The motor housing is oil filled, similar to the case of a transformer, assisting with the dissipating of heat away from the electrical windings, thus, allowing the pumps to run dry continuously. The oil also lubricates the bearings and the mechanical shaft seals. Double mechanical shaft seals are used, with the lower seal in a separate oil chamber.
Using the cantilever shaft design, the mechanical shaft seals are at submergence pressure and not at the pump discharge pressure – which is the case in most other submersible pump configurations.
The standard material of construction of the hydraulic end is 28% hard chrome with the rest of the castings being Mehanite CB3, giving the pump the ability to pump abrasive slurries, with an acid content of pH4 and above. For acidic conditions (lower than a pH4), specialised materials such as duplex stainless steel are used.
The company explains that the major application of the pumps would be for use in acid mine dewatering. The pumps can be connected in series to achieve any desired head and are specifically used in mine dewatering application at the shaft bottom.
“Underground flooding is a reality and the high- volume Hippo submersible slurry pump is well suited for these conditions. “Using the medium-voltage power of 3.3 kV or 6.6. kV, the pumps can be switched on and controlled from the surface or an alternative dry location,” says Hazleton.
The design also includes probes that have been installed close to the mechanical seals, which monitor the conductivity of the oil.
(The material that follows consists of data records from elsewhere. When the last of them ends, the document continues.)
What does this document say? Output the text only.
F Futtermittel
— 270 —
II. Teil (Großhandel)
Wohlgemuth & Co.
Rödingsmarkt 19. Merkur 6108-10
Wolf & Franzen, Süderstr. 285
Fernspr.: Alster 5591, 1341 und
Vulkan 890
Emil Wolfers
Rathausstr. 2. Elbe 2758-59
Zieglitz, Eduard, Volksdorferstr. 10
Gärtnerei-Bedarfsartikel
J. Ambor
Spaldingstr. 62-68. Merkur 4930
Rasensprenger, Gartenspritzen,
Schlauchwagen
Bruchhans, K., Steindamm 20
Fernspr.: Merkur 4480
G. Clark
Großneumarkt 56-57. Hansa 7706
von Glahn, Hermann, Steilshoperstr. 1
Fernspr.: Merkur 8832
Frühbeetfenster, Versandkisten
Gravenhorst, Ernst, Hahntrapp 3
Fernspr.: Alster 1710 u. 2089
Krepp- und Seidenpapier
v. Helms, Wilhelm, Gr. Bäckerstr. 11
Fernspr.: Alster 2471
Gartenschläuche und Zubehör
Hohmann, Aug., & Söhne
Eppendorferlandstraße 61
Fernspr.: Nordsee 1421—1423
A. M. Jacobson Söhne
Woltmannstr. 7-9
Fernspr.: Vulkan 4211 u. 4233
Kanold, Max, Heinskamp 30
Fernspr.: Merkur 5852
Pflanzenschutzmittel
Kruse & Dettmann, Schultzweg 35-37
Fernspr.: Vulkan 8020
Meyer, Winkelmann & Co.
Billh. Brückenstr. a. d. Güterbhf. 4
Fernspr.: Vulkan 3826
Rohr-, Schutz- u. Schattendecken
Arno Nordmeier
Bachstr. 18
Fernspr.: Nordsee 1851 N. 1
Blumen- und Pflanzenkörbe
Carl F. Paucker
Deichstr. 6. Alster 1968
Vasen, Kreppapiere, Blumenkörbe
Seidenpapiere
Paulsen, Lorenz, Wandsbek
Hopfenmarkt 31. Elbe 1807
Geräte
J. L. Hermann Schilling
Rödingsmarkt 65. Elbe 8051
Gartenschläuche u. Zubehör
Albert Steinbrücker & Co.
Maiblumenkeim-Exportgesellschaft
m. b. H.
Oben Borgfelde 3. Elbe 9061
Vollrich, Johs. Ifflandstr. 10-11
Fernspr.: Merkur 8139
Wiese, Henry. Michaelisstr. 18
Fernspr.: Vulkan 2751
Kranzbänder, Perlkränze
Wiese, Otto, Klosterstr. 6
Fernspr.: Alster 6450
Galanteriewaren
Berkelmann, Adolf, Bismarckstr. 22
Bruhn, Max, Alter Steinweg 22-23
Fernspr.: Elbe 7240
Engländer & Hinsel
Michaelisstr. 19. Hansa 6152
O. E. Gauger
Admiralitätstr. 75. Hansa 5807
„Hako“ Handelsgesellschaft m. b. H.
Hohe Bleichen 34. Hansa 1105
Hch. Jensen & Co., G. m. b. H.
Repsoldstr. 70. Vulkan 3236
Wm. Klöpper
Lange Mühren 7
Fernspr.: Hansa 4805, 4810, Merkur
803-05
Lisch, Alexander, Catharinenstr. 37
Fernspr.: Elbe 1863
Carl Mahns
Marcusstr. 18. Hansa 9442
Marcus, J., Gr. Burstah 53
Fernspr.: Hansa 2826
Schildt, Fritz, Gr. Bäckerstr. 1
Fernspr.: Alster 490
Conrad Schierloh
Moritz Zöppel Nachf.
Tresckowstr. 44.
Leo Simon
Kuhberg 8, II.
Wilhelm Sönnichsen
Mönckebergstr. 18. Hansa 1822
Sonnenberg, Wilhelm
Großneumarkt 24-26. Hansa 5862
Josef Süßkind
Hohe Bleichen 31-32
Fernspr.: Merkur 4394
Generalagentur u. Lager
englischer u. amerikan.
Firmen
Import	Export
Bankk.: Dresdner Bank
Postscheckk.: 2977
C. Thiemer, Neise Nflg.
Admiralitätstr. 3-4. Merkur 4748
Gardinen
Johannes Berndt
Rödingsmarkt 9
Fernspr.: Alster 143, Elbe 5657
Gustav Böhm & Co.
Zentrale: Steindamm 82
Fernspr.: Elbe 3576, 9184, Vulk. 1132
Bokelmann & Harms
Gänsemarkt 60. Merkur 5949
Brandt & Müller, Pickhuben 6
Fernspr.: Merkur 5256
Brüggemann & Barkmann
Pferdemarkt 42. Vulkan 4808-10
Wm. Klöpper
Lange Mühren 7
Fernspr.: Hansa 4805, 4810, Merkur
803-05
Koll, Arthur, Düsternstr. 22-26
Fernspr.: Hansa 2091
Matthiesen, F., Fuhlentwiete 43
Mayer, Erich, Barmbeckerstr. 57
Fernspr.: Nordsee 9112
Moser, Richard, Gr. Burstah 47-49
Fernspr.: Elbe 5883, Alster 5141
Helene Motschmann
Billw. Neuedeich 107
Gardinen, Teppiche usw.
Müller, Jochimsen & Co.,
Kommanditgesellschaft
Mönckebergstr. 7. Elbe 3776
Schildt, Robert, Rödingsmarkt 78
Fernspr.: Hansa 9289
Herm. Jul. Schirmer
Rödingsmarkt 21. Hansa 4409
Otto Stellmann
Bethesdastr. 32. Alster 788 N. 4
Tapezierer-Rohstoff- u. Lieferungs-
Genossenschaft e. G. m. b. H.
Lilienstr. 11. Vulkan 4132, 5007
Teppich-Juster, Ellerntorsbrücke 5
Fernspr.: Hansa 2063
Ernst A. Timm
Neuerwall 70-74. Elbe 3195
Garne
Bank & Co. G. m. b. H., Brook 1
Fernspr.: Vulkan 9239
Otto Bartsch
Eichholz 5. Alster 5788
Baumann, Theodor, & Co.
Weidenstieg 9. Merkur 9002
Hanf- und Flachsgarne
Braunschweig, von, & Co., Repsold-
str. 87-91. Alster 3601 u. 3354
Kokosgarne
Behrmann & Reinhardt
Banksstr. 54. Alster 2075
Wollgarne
Should the mechanical shaft seals wear and start to leak, the oil will become contaminated. The probe will detect the change in resistance of the oil and switch the pump off before the electrical winding fails.
The major failure of submersible pumps is due to the electrical winding of the submersible pump failing as a result of the failure of the mechanical seals, which allows the slurry being pumped to come into contact with the electrical winding. Rewinding of the stator contributes to more than 50% of the total repair cost and, if this can be avoided, the total cost of ownership is drastically reduced.
Using a stepped impeller intake sealing system (trademarked with a patent pending) with centring bush and balancing rings, the challenges are overcome. Hazleton explains that the research into the stepped impeller intake sealing system was conducted in 2015, with trials successfully completed on the smallest Hippo submersible pumps available.
The principle is that the impeller outer intake shroud is designed with a minimum of three steps, one of which is the centring bush that ensures minimal leakage from high-pressure impeller discharge to low-pressure impeller intake.
The impeller is also fitted with a minimum of one pressure balancing ring at the bottom of its shroud to limit the axial forces on the impeller. A second balancing ring is fitted to the top and bottom shroud as close to the impeller discharge as possible.
The design is based on changing the flow direction by 90º with minimum clearance as many times as possible to reduce the pressure across the steps and this principle applies to both the impeller intake as well as to the pressure balancing rings.